In Breve
- Qual è il volume di biometano fornito dalle aziende siderurgiche bresciane?
- Circa 34 milioni di metri cubi all'anno.
- Quali aziende sono coinvolte nell'accordo?
- Feralpi Group, Alfa Acciai, Duferco, e altre acciaierie bresciane.
- Qual è l'obiettivo del progetto Green Metals Brescia?
- Costruire una filiera corta e ridurre l'esposizione alle oscillazioni del prezzo del gas.
Un’importante iniziativa nel settore siderurgico bresciano è stata recentemente annunciata: un gruppo di aziende ha stipulato contratti di fornitura di biometano con 12 realtà agricole locali, per un volume complessivo di circa 34 milioni di metri cubi all’anno. Questa operazione, promossa da Confindustria Brescia e dal consorzio Ramet, mira a sostenere la transizione energetica e la sostenibilità ambientale.
Le aziende coinvolte includono sei acciaierie di spicco, tra cui Feralpi Group, Alfa Acciai, Duferco, Industrie Riunite Odolesi, Ori Martin e Ferriera Valsabbia, oltre a Raffmetal, specializzata nella produzione di leghe di alluminio. Il biometano fornito coprirà circa il 18% del fabbisogno annuo di metano del gruppo, corrispondente al consumo energetico di circa 35-40 mila abitazioni in un anno.
Questa iniziativa si inserisce nel progetto di decarbonizzazione e autonomia energetica denominato Green Metals Brescia, il cui obiettivo è costruire una filiera corta e ridurre l’esposizione alle fluttuazioni internazionali del prezzo del gas. Il progetto ha avuto inizio oltre un anno fa, con la firma di un accordo di collaborazione tra Confindustria Brescia e il Consorzio Italiano Biogas (Cib) nel marzo 2025. Nel marzo 2026, Acciaierie di Calvisano, parte del Feralpi Group, ha formalizzato il primo contratto con AB Ambiente.

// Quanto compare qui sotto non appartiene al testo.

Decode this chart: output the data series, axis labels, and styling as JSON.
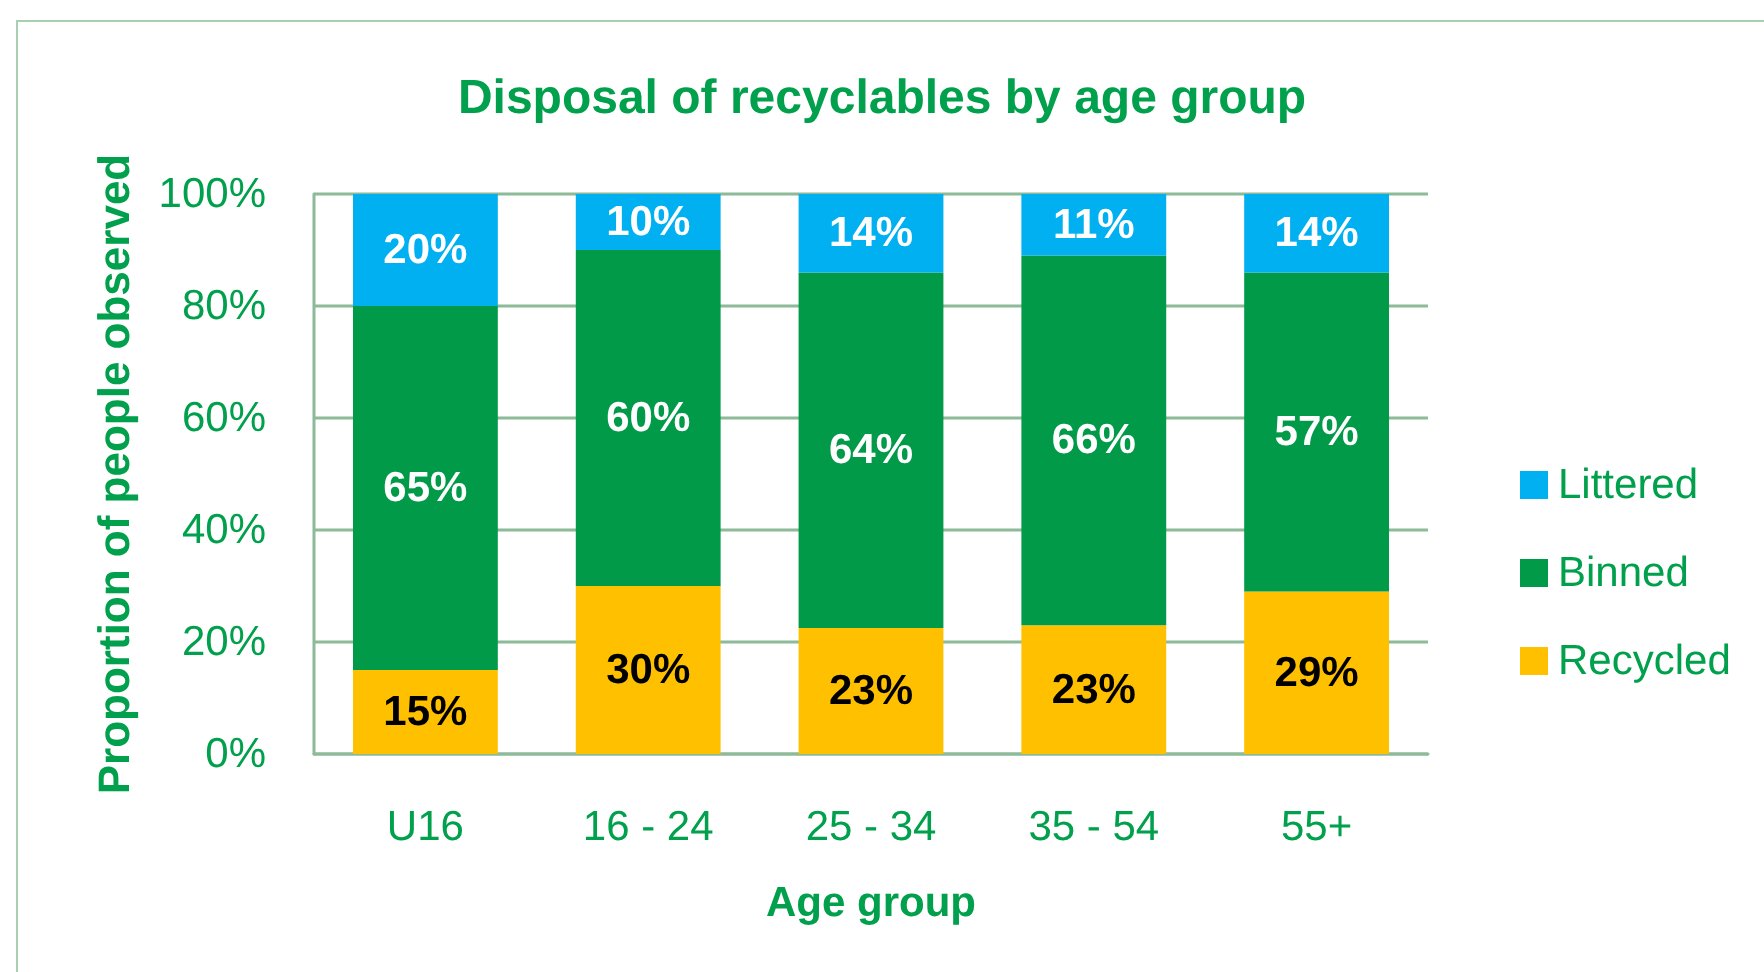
{
  "chart_data": {
    "type": "bar",
    "title": "Disposal of recyclables by age group",
    "xlabel": "Age group",
    "ylabel": "Proportion of people observed",
    "categories": [
      "U16",
      "16 - 24",
      "25 - 34",
      "35 - 54",
      "55+"
    ],
    "stacked": true,
    "series": [
      {
        "name": "Recycled",
        "color": "#ffc000",
        "values": [
          15,
          30,
          22.5,
          23,
          29
        ],
        "value_labels": [
          "15%",
          "30%",
          "23%",
          "23%",
          "29%"
        ]
      },
      {
        "name": "Binned",
        "color": "#009a48",
        "values": [
          65,
          60,
          63.5,
          66,
          57
        ],
        "value_labels": [
          "65%",
          "60%",
          "64%",
          "66%",
          "57%"
        ]
      },
      {
        "name": "Littered",
        "color": "#00b0f0",
        "values": [
          20,
          10,
          14,
          11,
          14
        ],
        "value_labels": [
          "20%",
          "10%",
          "14%",
          "11%",
          "14%"
        ]
      }
    ],
    "ylim": [
      0,
      100
    ],
    "yticks": [
      {
        "value": 0,
        "label": "0%"
      },
      {
        "value": 20,
        "label": "20%"
      },
      {
        "value": 40,
        "label": "40%"
      },
      {
        "value": 60,
        "label": "60%"
      },
      {
        "value": 80,
        "label": "80%"
      },
      {
        "value": 100,
        "label": "100%"
      }
    ],
    "grid": "y",
    "legend": "right"
  }
}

I contratti stipulati hanno una durata quinquennale, rinnovabile per tre volte, con un orizzonte potenziale di 15 anni. Si stima che il valore delle quote di CO2 risparmiate grazie a questa iniziativa possa raggiungere circa 5 milioni di euro all’anno, con i benefici condivisi tra produttore e consumatore.
Simone Zanolini, rappresentante di Confindustria Brescia, ha commentato: “Questa iniziativa rappresenta un passaggio particolarmente significativo nel percorso di decarbonizzazione dell’industria bresciana. Il biometano consente di sostituire progressivamente il metano fossile senza necessitare di radicali modifiche agli impianti.”
Il progetto sarà presentato in occasione del convegno “Biomethane Purchase Agreements – Nuove sinergie tra agricoltura e industria per la decarbonizzazione”, che si terrà il 17 settembre a Milano, promosso dal Cib. Questo incontro rappresenta un’importante occasione per discutere le potenzialità del biometano e le sinergie tra il settore agricolo e quello industriale.